First, the letter signed by its chairman, Palawan Rep. Franz Alvarez and concurred in by Speaker Alan Peter Cayetano took a swipe at Sen. Mary Grace Poe’s hearing last week, telling the NTC that the House “has the exclusive jurisdiction and authority to act on franchise applications.”
Second, the letter says, “We enjoin you to grant ABS-CBN Corp. a provisional authority to operate effective May 4, 2020 until such time that the House has made a decision on its application.”
While that may sound as if it is giving ABS-CBN a lease on life, the House Committee on Legislative Franchises has absolutely no authority to “enjoin” the NTC to do so.
Committees of the House are merely representatives of the entire chamber, created to facilitate the drafting of bills, as it is obviously physically impossible to have all its 306 members meet to study and deliberate each bill. Committees don’t even have the authority to pass a bill: their drafts are presented to the entire House in plenary (“in full” attendance) for approval.
Resolution
In the second place, the House and the Senate — the legislative branch of a republican government — do not have the authority to enjoin the NTC, which is part of the executive branch. That is why, Senator Poe, even in her service to ABS-CBN, proposed only a joint resolution of the two chambers to ask NTC to grant the firm a provisional authority to operate when its franchise expires on May 4.
In the third place, the Supreme Court 17 years ago (in Associated Communications v[s] National Telecommunications Commission, GR 144109), had categorically and unanimously ruled that there are no such things under the Constitution as NTC-issued provisional authorities to operate. No franchise law passed by Congress and signed into law by the president, no authority to operate. Period.
The NTC Commissioner Gamaliel Cordoba is a lawyer and knows his law. Do you think he will anger the Supreme Court by defying its clear and categorical decision on franchises?
Poe’s sorry justification is that such provisional permits to operate had been given before. That doesn’t, of course, justify that the law of the land should be ignored in the ABS-CBN case now. Just because a United States citizen is allowed to run for the highest post of the land doesn’t mean that next time such an American will be allowed to do so.
And when will the House committee really start deliberating ABS-CBN’s franchise application? On May 16, really two weeks after its franchise expires.

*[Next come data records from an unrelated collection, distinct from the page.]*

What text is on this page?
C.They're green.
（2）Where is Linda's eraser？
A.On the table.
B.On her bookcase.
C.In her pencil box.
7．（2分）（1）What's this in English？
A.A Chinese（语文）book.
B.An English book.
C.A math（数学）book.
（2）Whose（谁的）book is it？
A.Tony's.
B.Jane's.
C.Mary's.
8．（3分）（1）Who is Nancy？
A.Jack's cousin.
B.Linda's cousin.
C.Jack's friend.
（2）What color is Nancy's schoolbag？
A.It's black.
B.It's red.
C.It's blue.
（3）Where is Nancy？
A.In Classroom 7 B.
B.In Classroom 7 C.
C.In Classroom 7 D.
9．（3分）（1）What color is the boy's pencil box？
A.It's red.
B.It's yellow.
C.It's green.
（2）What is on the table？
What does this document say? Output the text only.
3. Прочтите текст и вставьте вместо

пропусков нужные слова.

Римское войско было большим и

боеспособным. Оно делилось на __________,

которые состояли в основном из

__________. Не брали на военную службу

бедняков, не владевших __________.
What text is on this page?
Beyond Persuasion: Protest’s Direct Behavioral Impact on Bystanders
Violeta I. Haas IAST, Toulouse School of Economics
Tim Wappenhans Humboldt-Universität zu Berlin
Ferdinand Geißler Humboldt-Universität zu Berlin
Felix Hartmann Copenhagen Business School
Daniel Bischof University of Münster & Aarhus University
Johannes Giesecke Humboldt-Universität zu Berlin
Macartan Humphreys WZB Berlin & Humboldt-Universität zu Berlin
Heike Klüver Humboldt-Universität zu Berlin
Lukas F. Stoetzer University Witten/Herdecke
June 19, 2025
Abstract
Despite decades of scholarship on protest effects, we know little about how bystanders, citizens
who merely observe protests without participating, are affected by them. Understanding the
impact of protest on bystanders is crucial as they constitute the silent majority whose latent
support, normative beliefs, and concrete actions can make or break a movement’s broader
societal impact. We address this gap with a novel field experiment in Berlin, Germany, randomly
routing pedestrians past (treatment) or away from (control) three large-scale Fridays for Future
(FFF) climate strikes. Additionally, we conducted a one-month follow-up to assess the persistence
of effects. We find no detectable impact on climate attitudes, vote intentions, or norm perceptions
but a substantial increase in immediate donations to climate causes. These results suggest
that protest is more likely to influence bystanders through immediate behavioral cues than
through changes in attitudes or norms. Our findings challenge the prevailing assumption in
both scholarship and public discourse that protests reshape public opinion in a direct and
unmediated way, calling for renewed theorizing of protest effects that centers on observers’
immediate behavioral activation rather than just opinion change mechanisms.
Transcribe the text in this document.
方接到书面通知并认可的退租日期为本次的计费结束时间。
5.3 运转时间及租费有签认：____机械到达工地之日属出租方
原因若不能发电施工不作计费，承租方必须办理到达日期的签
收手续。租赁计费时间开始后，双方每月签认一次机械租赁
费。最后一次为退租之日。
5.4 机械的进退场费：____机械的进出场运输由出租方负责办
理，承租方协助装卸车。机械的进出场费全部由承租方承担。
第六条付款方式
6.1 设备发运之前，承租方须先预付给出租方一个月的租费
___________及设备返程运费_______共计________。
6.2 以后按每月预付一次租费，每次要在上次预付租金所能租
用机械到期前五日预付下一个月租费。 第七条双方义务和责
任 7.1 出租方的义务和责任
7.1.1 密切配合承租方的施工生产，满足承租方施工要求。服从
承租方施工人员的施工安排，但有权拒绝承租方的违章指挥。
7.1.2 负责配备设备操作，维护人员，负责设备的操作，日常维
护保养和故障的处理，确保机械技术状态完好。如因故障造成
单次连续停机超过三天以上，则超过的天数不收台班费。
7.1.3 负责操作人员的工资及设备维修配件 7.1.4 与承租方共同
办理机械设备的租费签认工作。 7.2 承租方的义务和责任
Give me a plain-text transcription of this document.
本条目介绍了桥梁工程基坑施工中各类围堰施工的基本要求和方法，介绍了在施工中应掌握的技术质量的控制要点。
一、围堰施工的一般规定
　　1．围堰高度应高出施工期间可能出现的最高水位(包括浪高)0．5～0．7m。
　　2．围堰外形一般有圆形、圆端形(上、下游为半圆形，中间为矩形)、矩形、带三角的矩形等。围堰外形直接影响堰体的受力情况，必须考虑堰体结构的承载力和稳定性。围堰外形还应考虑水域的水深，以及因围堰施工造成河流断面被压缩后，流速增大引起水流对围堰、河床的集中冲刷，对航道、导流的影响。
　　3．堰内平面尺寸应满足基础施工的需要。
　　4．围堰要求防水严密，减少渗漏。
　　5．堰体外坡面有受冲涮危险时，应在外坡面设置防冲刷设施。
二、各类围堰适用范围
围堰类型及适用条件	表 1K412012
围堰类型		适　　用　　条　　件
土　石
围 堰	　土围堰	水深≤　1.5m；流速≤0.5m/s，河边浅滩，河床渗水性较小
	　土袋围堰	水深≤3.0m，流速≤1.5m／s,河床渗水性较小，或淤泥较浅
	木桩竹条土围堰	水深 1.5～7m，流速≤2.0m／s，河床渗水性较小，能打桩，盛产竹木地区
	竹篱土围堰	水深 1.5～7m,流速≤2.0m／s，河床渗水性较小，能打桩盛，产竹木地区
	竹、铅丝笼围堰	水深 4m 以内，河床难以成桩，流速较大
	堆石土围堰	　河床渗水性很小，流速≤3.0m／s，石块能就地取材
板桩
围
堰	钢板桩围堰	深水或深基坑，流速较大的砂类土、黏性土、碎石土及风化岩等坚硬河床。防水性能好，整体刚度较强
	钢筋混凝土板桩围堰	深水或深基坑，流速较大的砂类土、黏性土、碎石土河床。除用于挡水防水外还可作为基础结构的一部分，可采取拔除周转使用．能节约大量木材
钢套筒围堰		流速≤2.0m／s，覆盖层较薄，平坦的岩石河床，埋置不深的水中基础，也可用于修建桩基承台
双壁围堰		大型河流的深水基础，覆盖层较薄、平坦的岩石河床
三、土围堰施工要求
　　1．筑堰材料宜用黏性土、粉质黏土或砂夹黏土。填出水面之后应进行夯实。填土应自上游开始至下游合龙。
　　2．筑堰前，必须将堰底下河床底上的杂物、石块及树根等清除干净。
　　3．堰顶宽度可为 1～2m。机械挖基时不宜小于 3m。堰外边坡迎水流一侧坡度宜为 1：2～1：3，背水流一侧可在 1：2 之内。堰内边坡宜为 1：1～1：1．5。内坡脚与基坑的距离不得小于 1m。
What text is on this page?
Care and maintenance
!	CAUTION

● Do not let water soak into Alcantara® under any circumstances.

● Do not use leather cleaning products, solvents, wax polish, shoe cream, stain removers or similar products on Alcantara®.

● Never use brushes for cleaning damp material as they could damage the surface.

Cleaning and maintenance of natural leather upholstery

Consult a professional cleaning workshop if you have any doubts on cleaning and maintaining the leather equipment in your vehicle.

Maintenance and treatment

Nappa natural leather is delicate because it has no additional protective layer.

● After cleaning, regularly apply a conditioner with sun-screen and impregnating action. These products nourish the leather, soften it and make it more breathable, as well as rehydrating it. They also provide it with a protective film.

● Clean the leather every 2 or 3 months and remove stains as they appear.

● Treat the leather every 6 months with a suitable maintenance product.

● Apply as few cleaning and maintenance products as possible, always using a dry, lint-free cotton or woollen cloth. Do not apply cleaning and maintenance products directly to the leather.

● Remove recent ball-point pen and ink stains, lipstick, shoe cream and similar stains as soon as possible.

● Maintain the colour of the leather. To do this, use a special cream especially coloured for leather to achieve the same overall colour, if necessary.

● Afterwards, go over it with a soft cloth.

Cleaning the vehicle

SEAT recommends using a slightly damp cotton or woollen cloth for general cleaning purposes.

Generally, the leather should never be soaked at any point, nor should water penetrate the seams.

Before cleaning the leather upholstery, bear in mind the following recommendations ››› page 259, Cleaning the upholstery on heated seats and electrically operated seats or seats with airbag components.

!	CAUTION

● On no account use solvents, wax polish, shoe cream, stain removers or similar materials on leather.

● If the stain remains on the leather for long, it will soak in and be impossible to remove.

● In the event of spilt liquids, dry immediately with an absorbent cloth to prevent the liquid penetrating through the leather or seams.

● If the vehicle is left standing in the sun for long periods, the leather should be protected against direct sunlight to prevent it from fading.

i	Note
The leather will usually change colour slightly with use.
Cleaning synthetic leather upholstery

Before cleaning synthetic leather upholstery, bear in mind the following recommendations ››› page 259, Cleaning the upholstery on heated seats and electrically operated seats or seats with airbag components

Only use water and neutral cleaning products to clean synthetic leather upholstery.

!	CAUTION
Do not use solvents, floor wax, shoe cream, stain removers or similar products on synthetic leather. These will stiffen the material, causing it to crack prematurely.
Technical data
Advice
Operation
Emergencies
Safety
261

Isn’t that a classic case of mocking a request?
Position
The House in its letter said it “instructed all interested parties to submit their position papers for or against ABS-CBN’s application within a period of 60 days from Feb. 4, 2020. Assuming that this means “working days” it will be only on May16 that the committee can say it has the position papers to deliberate on the franchise application.
More important than these legal issues is the political dynamics that doom ABS-CBN’s application for a franchise to operate a broadcast media. It is indeed astonishing, mysterious or so colossally stupid that the Lopezes were not able to get a franchise — several bills were filed for this in 2004 — during their fellow Yellow cultist President Benigno Aquino 3rd’s administration. And they hope to get it under President Rodrigo Duterte, who has his own personal odium against ABS-CBN?
Very few in the House of Representatives are willing to support the granting of the franchise simply for practical purposes. They’re not getting anything from the Lopezes anyway — as it’s way too expensive for this oligarch to pay off even just half of 306 congressmen to give it the franchise.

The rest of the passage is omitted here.